In my third year I had a call from a new gal that was wanting to check on me. Having been a newcomer myself and being set straight on what was my business and what wasn't, I had to let her know that I appreciated the call, but had a strong support group. I knew she had a history of spinning information, and my boundary was to learn how to not share so dang much if I didn't want my business out there. I disengaged and terminated the call.
She's still sober and so am I, and we are not friends, but we always acknowledge each other, and that's as far as it goes. I guess we are successes despite our conversation.
Some people have a way of calling to check on me that I appreciate. I have learned not to give out my phone number too. Truth is I don't want everyone calling me. I have had to learn to pick and chose who I share my current state of affairs with. I share generally in meetings, specifically with sponsors and two close friends. That's all I can manage.
Please don't take this wrong. I see her point and I see yours too. AA seems to have become, at least in my community, something beyond a fellow/femaleship. I have had to learn how to live within my own boundaries and walk away from drama fueld individuals. Trust is such a big issue, and learning to trust my own instincts, as they were slowly returned, has been a G-dsend for me.

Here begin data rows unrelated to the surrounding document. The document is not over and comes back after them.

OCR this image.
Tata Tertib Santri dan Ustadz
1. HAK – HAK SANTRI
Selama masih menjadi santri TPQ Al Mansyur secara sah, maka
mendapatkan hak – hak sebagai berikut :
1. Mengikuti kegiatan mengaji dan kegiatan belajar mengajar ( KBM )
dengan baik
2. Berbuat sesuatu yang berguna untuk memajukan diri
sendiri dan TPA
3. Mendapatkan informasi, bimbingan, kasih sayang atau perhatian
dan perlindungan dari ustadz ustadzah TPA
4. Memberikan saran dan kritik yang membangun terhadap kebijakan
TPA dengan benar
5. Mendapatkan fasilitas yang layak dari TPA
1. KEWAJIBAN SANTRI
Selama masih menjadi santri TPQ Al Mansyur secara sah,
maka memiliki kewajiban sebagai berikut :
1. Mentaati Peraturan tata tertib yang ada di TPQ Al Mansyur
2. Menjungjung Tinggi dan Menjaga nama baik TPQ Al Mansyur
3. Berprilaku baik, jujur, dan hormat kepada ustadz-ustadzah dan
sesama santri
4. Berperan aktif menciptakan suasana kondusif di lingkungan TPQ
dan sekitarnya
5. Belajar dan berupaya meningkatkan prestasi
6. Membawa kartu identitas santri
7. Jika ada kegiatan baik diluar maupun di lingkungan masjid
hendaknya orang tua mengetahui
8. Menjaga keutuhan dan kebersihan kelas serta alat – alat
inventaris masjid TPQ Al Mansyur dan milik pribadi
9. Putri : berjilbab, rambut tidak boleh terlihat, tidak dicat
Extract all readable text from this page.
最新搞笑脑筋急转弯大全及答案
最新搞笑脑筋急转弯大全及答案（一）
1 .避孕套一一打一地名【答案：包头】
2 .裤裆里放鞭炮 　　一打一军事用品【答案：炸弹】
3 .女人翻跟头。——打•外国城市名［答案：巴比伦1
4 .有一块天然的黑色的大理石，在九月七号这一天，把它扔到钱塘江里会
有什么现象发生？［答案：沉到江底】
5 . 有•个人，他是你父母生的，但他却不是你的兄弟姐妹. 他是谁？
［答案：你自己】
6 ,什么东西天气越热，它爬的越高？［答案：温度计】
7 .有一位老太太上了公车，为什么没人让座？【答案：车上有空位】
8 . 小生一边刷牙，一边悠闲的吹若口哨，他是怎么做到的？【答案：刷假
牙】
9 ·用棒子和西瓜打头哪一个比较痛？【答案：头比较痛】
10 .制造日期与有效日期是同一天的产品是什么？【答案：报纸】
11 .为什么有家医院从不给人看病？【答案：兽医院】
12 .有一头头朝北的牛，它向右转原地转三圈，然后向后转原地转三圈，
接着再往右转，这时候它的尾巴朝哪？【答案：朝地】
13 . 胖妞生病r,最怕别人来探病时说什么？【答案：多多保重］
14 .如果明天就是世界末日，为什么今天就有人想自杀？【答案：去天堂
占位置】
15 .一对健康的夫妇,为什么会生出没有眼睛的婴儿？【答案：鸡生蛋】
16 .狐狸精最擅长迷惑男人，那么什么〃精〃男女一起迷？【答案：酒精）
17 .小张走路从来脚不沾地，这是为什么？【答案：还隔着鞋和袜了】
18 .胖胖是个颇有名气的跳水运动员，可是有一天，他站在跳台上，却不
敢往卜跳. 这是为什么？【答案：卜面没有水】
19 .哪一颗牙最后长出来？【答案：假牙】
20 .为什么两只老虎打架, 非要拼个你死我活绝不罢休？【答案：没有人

Hope this came out without being offensive. We get to pick and chose today. All of us. Who we will spend time with, what we will share, how we will behave, where we will go, how we will get there, what we will do when we arrive. Hard stuff to learn, but not everyone wants to be our pal. I don't have what a lot of people want; imagine that.
rosebud
03-01-2008, 11:41 AM
Thank you Dave, Tammy and Sioux, for your wisdom, point of view and generosity in sharing. No offense taken, Sioux, as you broaden my view of the bigger picture. Thank you.
Being new and still learning the etiquette not only of Al-Anon but of each meeting is where I'm at. I even asked (and told it was okay) for me to take notes during a meeting because some of what is said are ideas and issues that I need to look at further (and meditate and journal about).
I have to laugh - I'm such a co-dependent, I need to behave property within the meetings so that everyone will like me. At least I recognize this. One step at a time.
Thanks again, all! :42:
treetop
03-01-2008, 12:59 PM
Hi Rosebud, I am a member of AA and Al anon and Al anon is different than AA.As a new person without a sponsor and not doing the steps etc. You cannot help anyone. This person was encouraging you to ask her to be your sponsor. By discussing steps one and two with you she was letting you know it was time for a sponsor and not a buddy. The blue card on the table that says whom you see here, what you hear here, let it stay here, That means it is never discussed out of that room. Al anon is different as there are not any treatment centers and working with a sponsor is critical. I have been in Al anon for a while and have the same sponsor. She still does not talk to me about any of her personnel life and none of us should. I think it is safe to say that this is not a person you really want to hang with. I recommend you go to meetings and listen for a sponsor.:85:
CD BUCKBERRY
10-18-2009, 02:36 PM
rosebud,That was not kind saying that to you.We are all addicts or alcoholics and have walked the same streets in our substance abuse.She is the one who should tell her sponsor what she said to you.We are all suppose to help each other and share freely what we have been given in recovery.